The rural and predominantly flat county of Norfolk is a popular holiday destination with tourists and there’s plenty to see and do in this typically English county. The region is known as East Anglia and shares borders with Cambridgeshire in the southwest, Lincolnshire in the west and Suffolk in the south. There are over 800,000 people living in Norfolk and the capital of the county is Norwich. It’s a popular tourist destination and people love walking through the pretty streets of the city, with its thatched cottages and traditional guest houses. Norwich is something of a cultural centre for the region at large and there are many theatres and music venues in the city. The Norfolk Broads are the county’s main tourist attraction and the many waterways and wetlands are popular with boaters, bird watchers and fitness enthusiasts.
Where to stay
Due to the great number of tourists and university students who visit the county each year, you will find plenty of accommodation to choose from in Norfolk. If you are planning on visiting the area and are looking for somewhere to stay, it may be worth considering a self-catering holiday home or traditional English cottage as an alternative to the many bed and breakfast chains around. You’ll get more space for your money, a better choice in location and the chance to experience what it’s really like to live as a resident in Norfolk. Check out Wimdu’s excellent selection of holidays homes in Norfolk to get an idea of the opportunities open to you.
- Famous comedy character Alan Partridge is a resident of Norfolk.
- Norfolk is the fifth largest county in England!
- Norfolk’s capital of Norwich is known for its amazing amount of old buildings – over 1500 in total!
- The name Norfolk originates from ‘North Folk’ which was used to describe the tribes living there.
What to see and do
Norwich’s capital Norfolk
Norwich is situated on the river Wensum and is a historical city with many attractive medieval streets to amble down. The city is famous for being the most complete medieval city in the UK with over 1500 historical buildings in the city centre. Norwich’s rich and illustrious history that includes not just the medieval period but also the industrial period in the late 19th century. Visitors to Norwich should definitely head to Norwich Cathedral, it’s 900 years old and is the most striking building on Norwich’s skyline. Around the castle are many pleasant cafes and restaurants too. Norwich Castle should also be seen – the castle is open for visitors and a museum inside tells the impressive story of William the Conqueror and his relationship with Norwich. Self-catering options are popular in Norwich as many families rent out their townhouses here while staying elsewhere. But if it’s greenery or seaside living you hanker for, its worth venturing a little further out to the Norfolk coast, where you will be able to find more traditional family cottages, stately holiday homes set in the countryside, and beautiful traditional villas on the seafront.
The Norfolk Broads
The Norfolk Broads are a popular tourist destination and offer many fun attractions for visitors.
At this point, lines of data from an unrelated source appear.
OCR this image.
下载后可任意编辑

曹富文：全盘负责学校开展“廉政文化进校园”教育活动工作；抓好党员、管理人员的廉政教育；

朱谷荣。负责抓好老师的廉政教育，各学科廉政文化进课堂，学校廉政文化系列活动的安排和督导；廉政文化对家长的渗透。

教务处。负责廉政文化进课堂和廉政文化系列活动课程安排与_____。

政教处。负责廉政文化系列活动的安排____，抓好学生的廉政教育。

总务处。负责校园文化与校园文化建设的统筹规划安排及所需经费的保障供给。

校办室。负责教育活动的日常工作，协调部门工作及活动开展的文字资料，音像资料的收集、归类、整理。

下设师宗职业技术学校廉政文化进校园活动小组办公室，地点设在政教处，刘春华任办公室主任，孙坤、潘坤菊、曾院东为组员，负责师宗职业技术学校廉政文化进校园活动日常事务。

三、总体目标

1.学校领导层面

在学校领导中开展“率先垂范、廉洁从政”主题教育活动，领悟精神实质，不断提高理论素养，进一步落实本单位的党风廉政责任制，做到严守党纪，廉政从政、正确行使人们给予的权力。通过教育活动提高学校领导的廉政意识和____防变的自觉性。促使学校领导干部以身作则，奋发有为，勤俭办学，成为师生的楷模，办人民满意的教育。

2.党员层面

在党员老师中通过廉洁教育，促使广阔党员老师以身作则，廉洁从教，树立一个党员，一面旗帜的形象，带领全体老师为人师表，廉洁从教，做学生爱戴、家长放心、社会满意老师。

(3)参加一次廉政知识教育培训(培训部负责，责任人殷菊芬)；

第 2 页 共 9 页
The Broads are a historic and scenic part and consist of many navigable rivers, lakes and marshes and are a National Park. The Broads were originally thought to be natural but it was proved that they were the result of large scale excavations of peat bogs long ago. Today the Broads are known for the exceptional flora and fauna in the area, excellent boating opportunities and scenic countryside. They are popular with recreational boaters who enjoy leisurely travelling along the various waterways. There are loads of pretty self-catering cottages available around this area. Better be quick though- they get snapped up fast in the summer months!
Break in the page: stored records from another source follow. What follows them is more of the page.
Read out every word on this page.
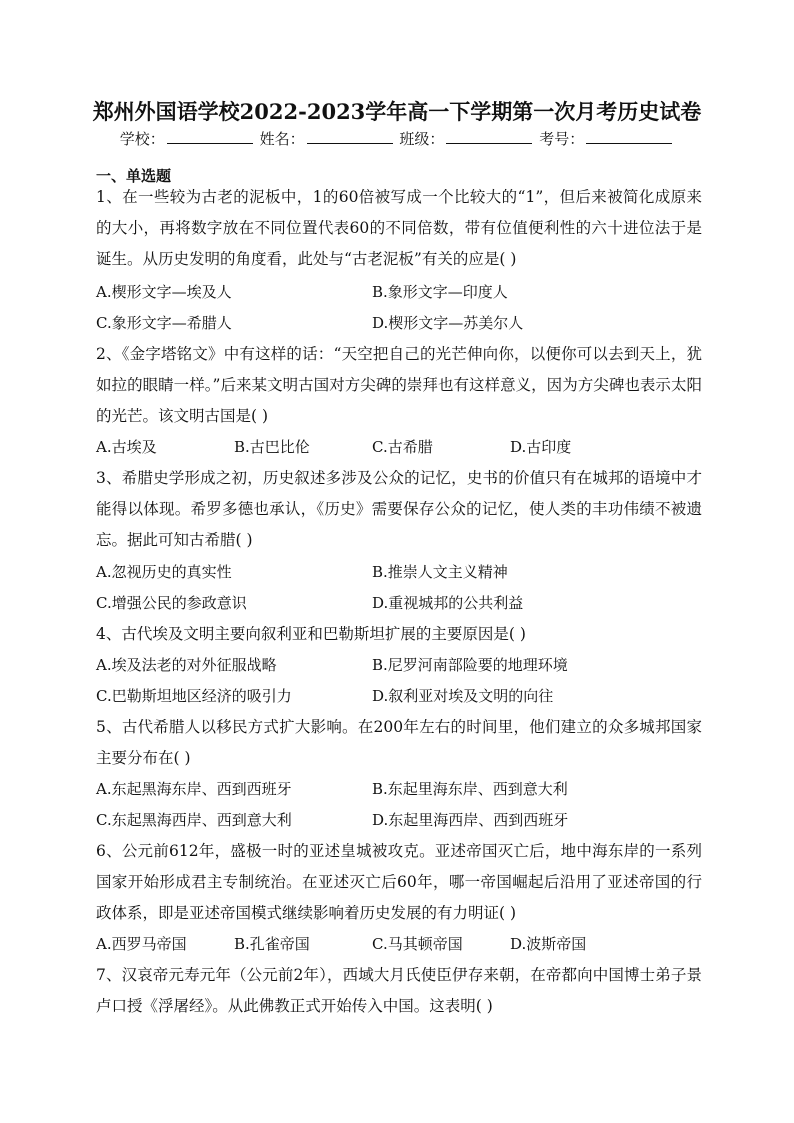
郑州外国语学校2022-2023学年高一下学期第一次月考历史试卷
学校：	姓名：	班级：	考号：
一、单选题

1、在一些较为古老的泥板中，1的60倍被写成一个比较大的“1”，但后来被简化成原来的大小，再将数字放在不同位置代表60的不同倍数，带有位值便利性的六十进位法于是诞生。从历史发明的角度看，此处与“古老泥板”有关的应是( )

A.楔形文字—埃及人	B.象形文字—印度人
C.象形文字—希腊人	D.楔形文字—苏美尔人

2、《金字塔铭文》中有这样的话：“天空把自己的光芒伸向你，以便你可以去到天上，犹如拉的眼睛一样。”后来某文明古国对方尖碑的崇拜也有这样意义，因为方尖碑也表示太阳的光芒。该文明古国是( )

A.古埃及	B.古巴比伦	C.古希腊	D.古印度

3、希腊史学形成之初，历史叙述多涉及公众的记忆，史书的价值只有在城邦的语境中才能得以体现。希罗多德也承认，《历史》需要保存公众的记忆，使人类的丰功伟绩不被遗忘。据此可知古希腊( )

A.忽视历史的真实性	B.推崇人文主义精神
C.增强公民的参政意识	D.重视城邦的公共利益

4、古代埃及文明主要向叙利亚和巴勒斯坦扩展的主要原因是( )

A.埃及法老的对外征服战略	B.尼罗河南部险要的地理环境
C.巴勒斯坦地区经济的吸引力	D.叙利亚对埃及文明的向往

5、古代希腊人以移民方式扩大影响。在200年左右的时间里，他们建立的众多城邦国家主要分布在( )

A.东起黑海东岸、西到西班牙	B.东起里海东岸、西到意大利
C.东起黑海西岸、西到意大利	D.东起里海西岸、西到西班牙

6、公元前612年，盛极一时的亚述皇城被攻克。亚述帝国灭亡后，地中海东岸的一系列国家开始形成君主专制统治。在亚述灭亡后60年，哪一帝国崛起后沿用了亚述帝国的行政体系，即是亚述帝国模式继续影响着历史发展的有力明证( )

A.西罗马帝国	B.孔雀帝国	C.马其顿帝国	D.波斯帝国

7、汉哀帝元寿元年（公元前2年），西域大月氏使臣伊存来朝，在帝都向中国博士弟子景卢口授《浮屠经》。从此佛教正式开始传入中国。这表明( )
Head to Norfolk’s coast to try the local cuisine. You’ll find excellent seafood in the many restaurants and pubs along the coast. Cromer is particularly popular with crabs. A lot of Norfolk is good for growing fruit and vegetables and apples and pears grown in the county are particularly tasty. So why not spend a day in the bogs crab fishing, then stop off at your local market for some fresh fish and veg to take home for a hearty Norfolk dinner by the fire in your little cottage.
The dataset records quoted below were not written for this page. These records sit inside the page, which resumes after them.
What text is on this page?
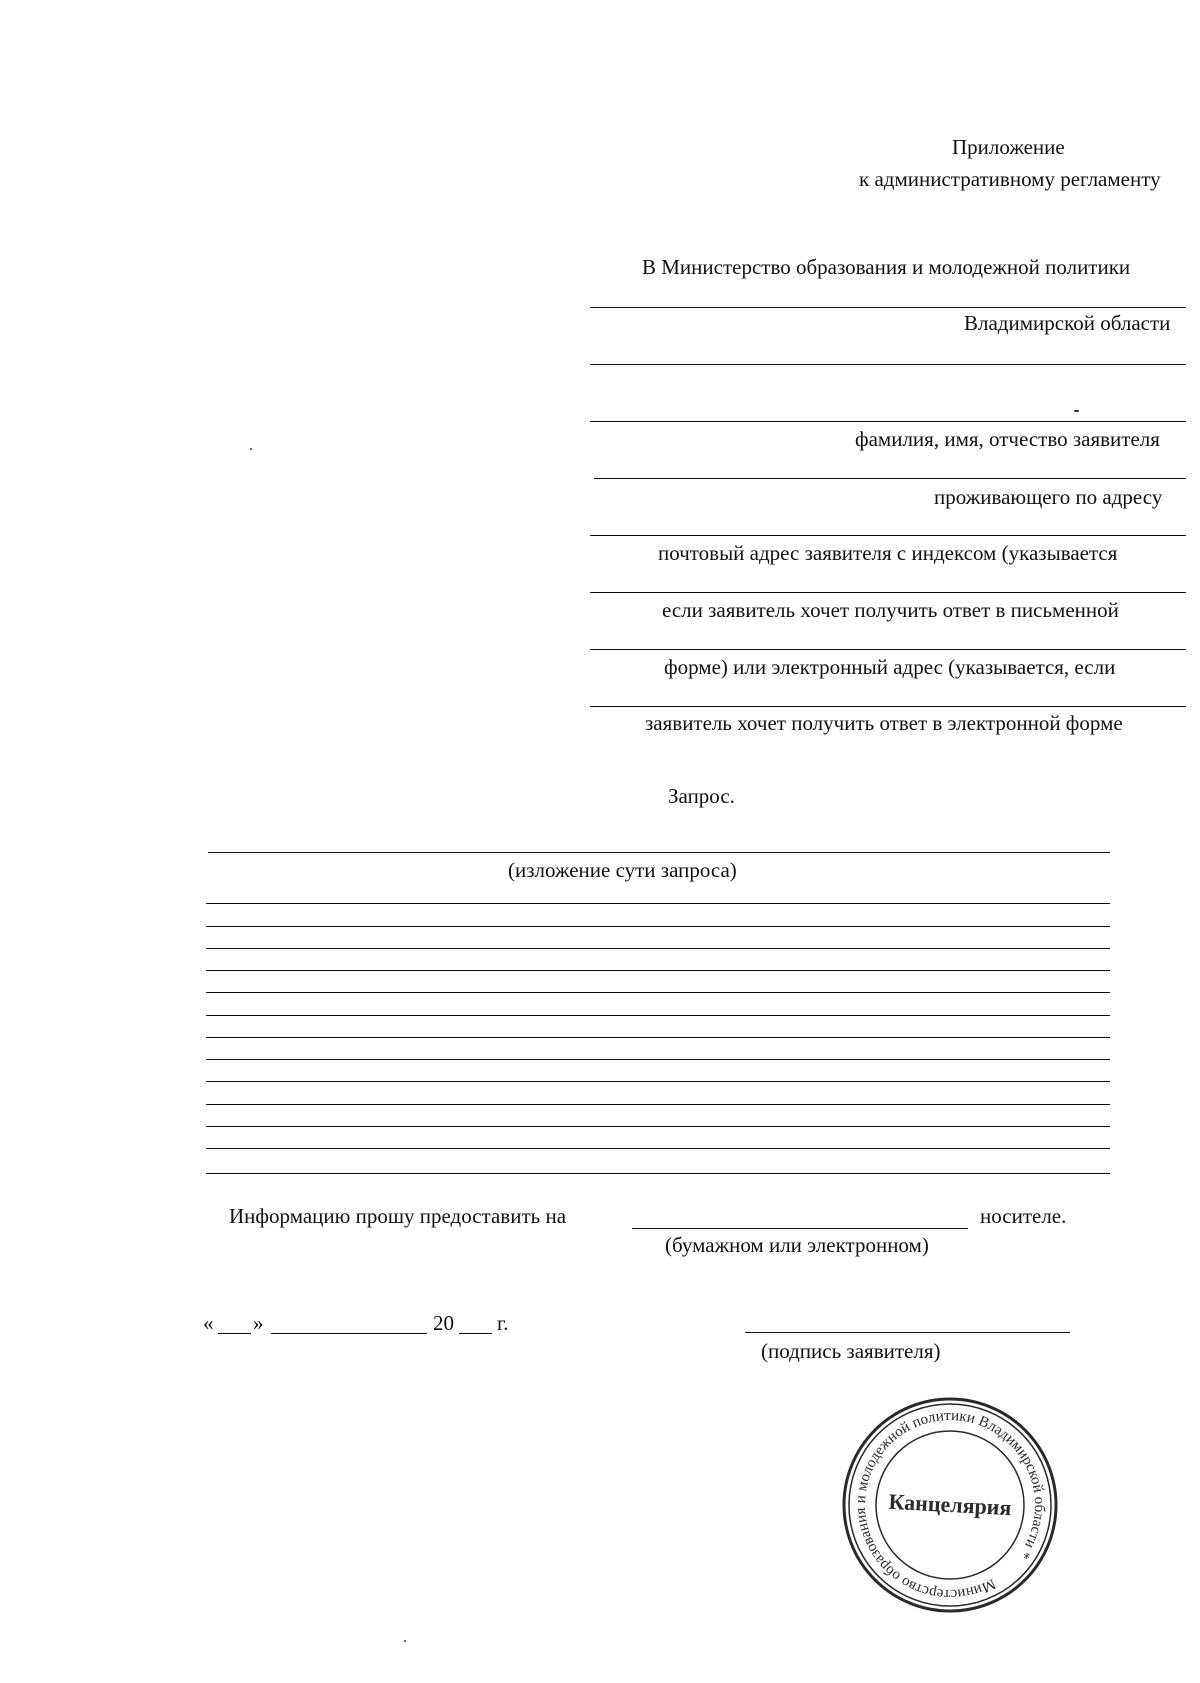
Приложение
к административному регламенту
В Министерство образования и молодежной политики
Владимирской области
фамилия, имя, отчество заявителя
проживающего по адресу
почтовый адрес заявителя с индексом (указывается
если заявитель хочет получить ответ в письменной
форме) или электронный адрес (указывается, если
заявитель хочет получить ответ в электронной форме
Запрос.
(изложение сути запроса)
Информацию прошу предоставить на	носителе.
(бумажном или электронном)
« »	20 г.
(подпись заявителя)
Министерство образования и молодежной политики Владимирской области *
Канцелярия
Norfolk is relatively straightforward to get around. Norwich International Airport is the main airport in the region but it quite small – there are however daily flights from Norwich to Schiphol Airport in Amsterdam. It is possible to get to Norfolk by ferry from Europe and the Harwich – Hook of Holland ferry terminal is located just over the border in Suffolk. Norfolk is very accessible by train and two main lines connect Norwich and Kings Lynne with London. There are 35 daily trains between Norwich and London and the journey takes 2 hours. It is also possible to get to Norfolk by bus and National Express run coaches from cities such as London, Cambridge and Coventry. Wherever you are staying in Norfolk, exploring is best done with a car, especially if your cottage is situated in one of the more remote parts which are not served by public transport. Many of the holiday homes and bed and breakfasts here will have ample parking through, so no need to worry about fitting your car down one of the narrow side streets.